The head of the Nursing and Midwifery Council (NMC) has sparked controversy by describing the third part of the register as a “shambles” in need of reform and questioning whether or not occupational health nurses should even sit in that part of the register.
NMC chief executive and registrar Professor Dickon Weir-Hughes told the Unite Community Practitioners and Health Visitors Association conference in October that he did not understand why certain professions had been included on the specialist community public health nurses (SCPHNs) register when others had not. Occupational health nurses, for example, saw themselves more as nurses rather than SCPHNs, he suggested.

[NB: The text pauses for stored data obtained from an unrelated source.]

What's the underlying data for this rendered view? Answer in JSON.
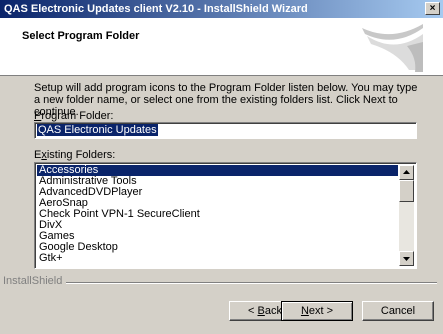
{
  "window": {
    "title": "QAS Electronic Updates client V2.10 - InstallShield Wizard",
    "close_glyph": "×"
  },
  "header": {
    "heading": "Select Program Folder"
  },
  "intro_text": "Setup will add program icons to the Program Folder listen below.  You may type a new folder name, or select one from the existing folders list.  Click Next to continue.",
  "program_folder": {
    "label_pre": "",
    "label_key": "P",
    "label_post": "rogram Folder:",
    "value": "QAS Electronic Updates"
  },
  "existing_folders": {
    "label_pre": "E",
    "label_key": "x",
    "label_post": "isting Folders:",
    "items": [
      "Accessories",
      "Administrative Tools",
      "AdvancedDVDPlayer",
      "AeroSnap",
      "Check Point VPN-1 SecureClient",
      "DivX",
      "Games",
      "Google Desktop",
      "Gtk+"
    ],
    "selected_index": 0
  },
  "footer": {
    "brand": "InstallShield"
  },
  "buttons": {
    "back_pre": "< ",
    "back_key": "B",
    "back_post": "ack",
    "next_key": "N",
    "next_post": "ext >",
    "cancel": "Cancel"
  },
  "colors": {
    "highlight": "#0a246a",
    "face": "#d4d0c8"
  }
}
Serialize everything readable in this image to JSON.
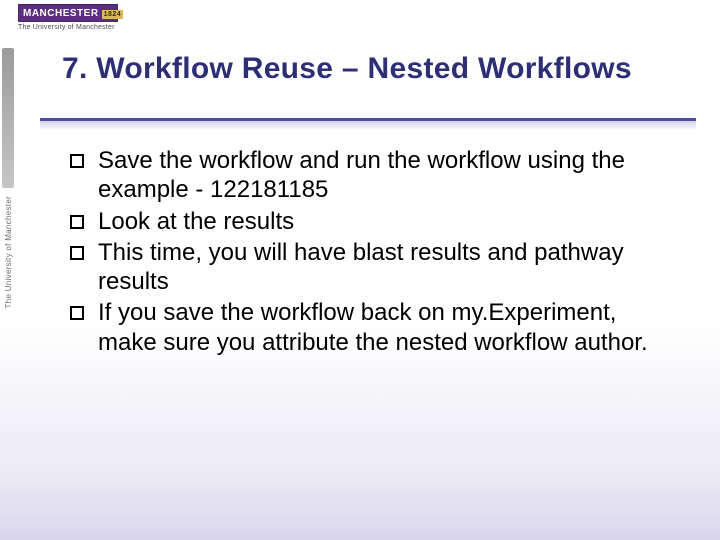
{
  "logo": {
    "name": "MANCHESTER",
    "year": "1824",
    "subtitle": "The University of Manchester"
  },
  "sidebar": {
    "vertical_text": "The University of Manchester"
  },
  "slide": {
    "title": "7. Workflow Reuse – Nested Workflows",
    "bullets": [
      "Save the workflow and run the workflow using the example - 122181185",
      "Look at the results",
      "This time, you will have blast results and pathway results",
      "If you save the workflow back on my.Experiment, make sure you attribute the nested workflow author."
    ]
  }
}
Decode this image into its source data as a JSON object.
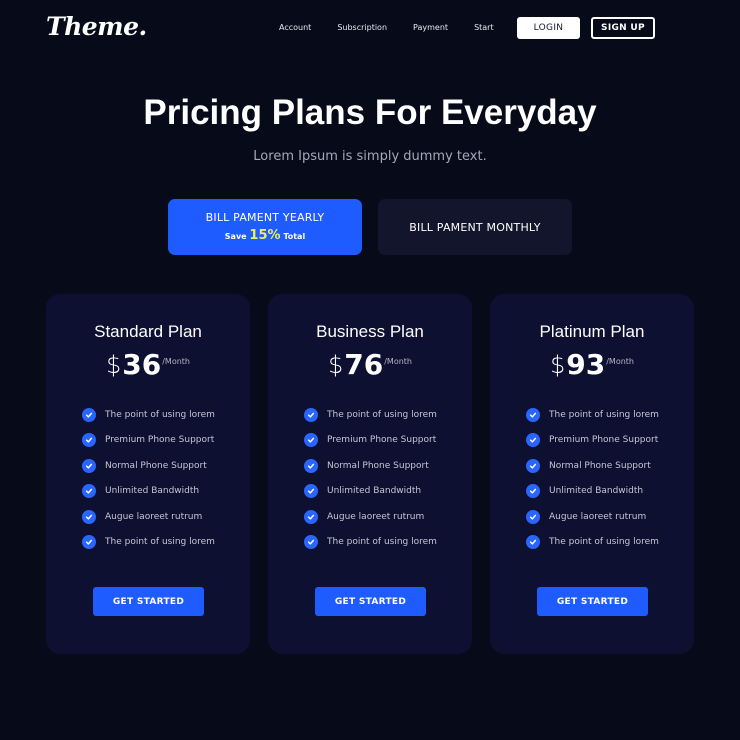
{
  "header": {
    "logo": "Theme.",
    "nav": [
      "Account",
      "Subscription",
      "Payment",
      "Start"
    ],
    "login_label": "LOGIN",
    "signup_label": "SIGN UP"
  },
  "hero": {
    "title": "Pricing Plans For Everyday",
    "subtitle": "Lorem Ipsum is simply dummy text."
  },
  "billing": {
    "yearly_label": "BILL PAMENT YEARLY",
    "yearly_save_prefix": "Save",
    "yearly_save_percent": "15%",
    "yearly_save_suffix": "Total",
    "monthly_label": "BILL PAMENT MONTHLY"
  },
  "colors": {
    "background": "#070a19",
    "card": "#0d1030",
    "accent": "#1e5cff",
    "highlight": "#e8f05a"
  },
  "plans": [
    {
      "title": "Standard Plan",
      "currency": "$",
      "price": "36",
      "period": "/Month",
      "features": [
        "The point of using lorem",
        "Premium Phone Support",
        "Normal Phone Support",
        "Unlimited Bandwidth",
        "Augue laoreet rutrum",
        "The point of using lorem"
      ],
      "button": "GET STARTED"
    },
    {
      "title": "Business Plan",
      "currency": "$",
      "price": "76",
      "period": "/Month",
      "features": [
        "The point of using lorem",
        "Premium Phone Support",
        "Normal Phone Support",
        "Unlimited Bandwidth",
        "Augue laoreet rutrum",
        "The point of using lorem"
      ],
      "button": "GET STARTED"
    },
    {
      "title": "Platinum Plan",
      "currency": "$",
      "price": "93",
      "period": "/Month",
      "features": [
        "The point of using lorem",
        "Premium Phone Support",
        "Normal Phone Support",
        "Unlimited Bandwidth",
        "Augue laoreet rutrum",
        "The point of using lorem"
      ],
      "button": "GET STARTED"
    }
  ]
}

“There was a lot of lobbying to include certain roles [on the register]. There are roles inside and roles outside and it doesn’t make any sense. I know it’s a bit of a shambles,” he said.

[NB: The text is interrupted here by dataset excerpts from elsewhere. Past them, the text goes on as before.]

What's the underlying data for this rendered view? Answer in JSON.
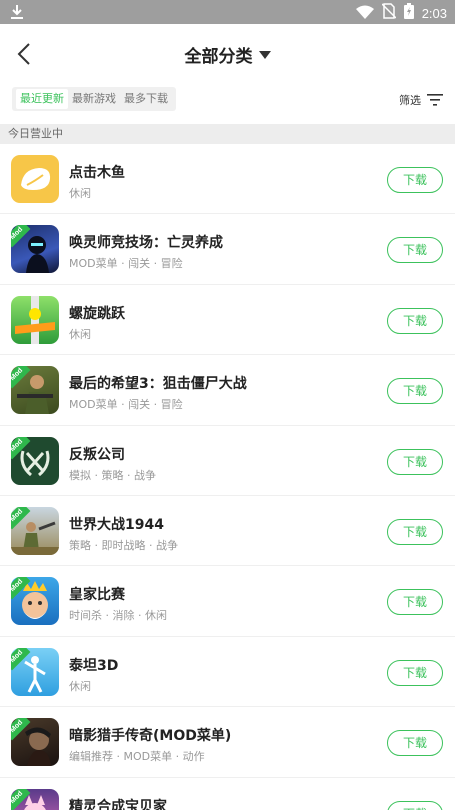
{
  "status_bar": {
    "time": "2:03"
  },
  "header": {
    "title": "全部分类"
  },
  "sort_tabs": [
    {
      "label": "最近更新",
      "active": true
    },
    {
      "label": "最新游戏",
      "active": false
    },
    {
      "label": "最多下载",
      "active": false
    }
  ],
  "filter": {
    "label": "筛选"
  },
  "section": {
    "title": "今日营业中"
  },
  "mod_badge": "Mod",
  "apps": [
    {
      "name": "点击木鱼",
      "tags": "休闲",
      "button": "下载",
      "mod": false,
      "icon": "wooden-fish"
    },
    {
      "name": "唤灵师竞技场：亡灵养成",
      "tags": "MOD菜单 · 闯关 · 冒险",
      "button": "下载",
      "mod": true,
      "icon": "ninja"
    },
    {
      "name": "螺旋跳跃",
      "tags": "休闲",
      "button": "下载",
      "mod": false,
      "icon": "helix-ball"
    },
    {
      "name": "最后的希望3：狙击僵尸大战",
      "tags": "MOD菜单 · 闯关 · 冒险",
      "button": "下载",
      "mod": true,
      "icon": "soldier"
    },
    {
      "name": "反叛公司",
      "tags": "模拟 · 策略 · 战争",
      "button": "下载",
      "mod": true,
      "icon": "rebel-wreath"
    },
    {
      "name": "世界大战1944",
      "tags": "策略 · 即时战略 · 战争",
      "button": "下载",
      "mod": true,
      "icon": "ww-soldiers"
    },
    {
      "name": "皇家比赛",
      "tags": "时间杀 · 消除 · 休闲",
      "button": "下载",
      "mod": true,
      "icon": "king"
    },
    {
      "name": "泰坦3D",
      "tags": "休闲",
      "button": "下载",
      "mod": true,
      "icon": "titan"
    },
    {
      "name": "暗影猎手传奇(MOD菜单)",
      "tags": "编辑推荐 · MOD菜单 · 动作",
      "button": "下载",
      "mod": true,
      "icon": "shadow-hunter"
    },
    {
      "name": "精灵合成宝贝家",
      "tags": "",
      "button": "下载",
      "mod": true,
      "icon": "sprite"
    }
  ],
  "colors": {
    "accent": "#3cc25c",
    "status_bar": "#9e9e9e",
    "section_bg": "#ededed"
  }
}
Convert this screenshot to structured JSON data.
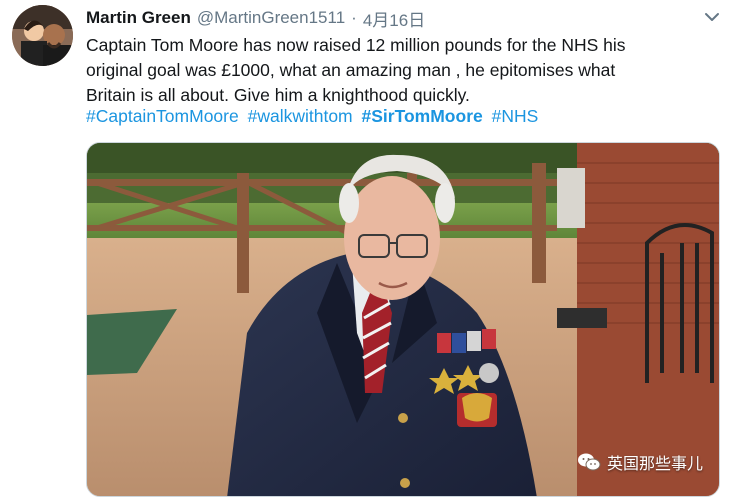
{
  "tweet": {
    "author_name": "Martin Green",
    "author_handle": "@MartinGreen1511",
    "separator": "·",
    "date": "4月16日",
    "text_lines": [
      "Captain Tom Moore has now raised 12 million pounds for the NHS his",
      "original goal was £1000, what an amazing man , he epitomises what",
      "Britain is all about. Give him a knighthood quickly."
    ],
    "hashtags": [
      {
        "label": "#CaptainTomMoore",
        "bold": false
      },
      {
        "label": "#walkwithtom",
        "bold": false
      },
      {
        "label": "#SirTomMoore",
        "bold": true
      },
      {
        "label": "#NHS",
        "bold": false
      }
    ]
  },
  "icons": {
    "menu": "chevron-down-icon",
    "watermark": "wechat-icon"
  },
  "watermark": {
    "text": "英国那些事儿"
  },
  "colors": {
    "link": "#1b95e0",
    "secondary_text": "#657786",
    "primary_text": "#14171a"
  }
}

“This term ‘specialist’, which is always very contentious, we need to tease out what we mean by that because there are lots of people regulated by the NMC who would regard themselves as specialists but are not on the register,” he added.
The NMC register was created in 2004 and the third part includes occupational health nurses, sexual health advisers, health visitors and school nurses in one “catch all” SCPHN category.
In October last year, the NMC announced that it would be carrying out a “full review” of this part of the register but no further developments are expected until 2012, with final proposals expected near the end of the year, the council told Occupational Health magazine.
But Weir-Hughes’ comments caused a storm of indignation from many occupational health practitioners, particularly on internet discussion forums.
“The NMC needs to get its act together and have some leadership that is aware of the broader picture and the part that nurses on all parts of the register have in achieving health for all,” said one practitioner.
But another added: “I totally agree that part three is surrounded by red tape and on the whole is unnecessary.”
Anne Harriss, course director at London South Bank University, said that Weir-Hughes’ comments echoed words he used to her in a meeting a year ago.
“To say we are not public health nurses is ridiculous. We are public health, that is what we do. To say we all see ourselves as nurses is equally ridiculous – many of my graduates prefer to call themselves ‘advisers’ because they do not want the association of dealing with sickness that goes with nursing,” she added.
“We are public health nurses, there is no two ways about it,” added occupational health and education consultant Greta Thornbory, “if you look at the definition of public health, we fulfil that criteria. His comments were naïve and suggest he does not understand nursing.”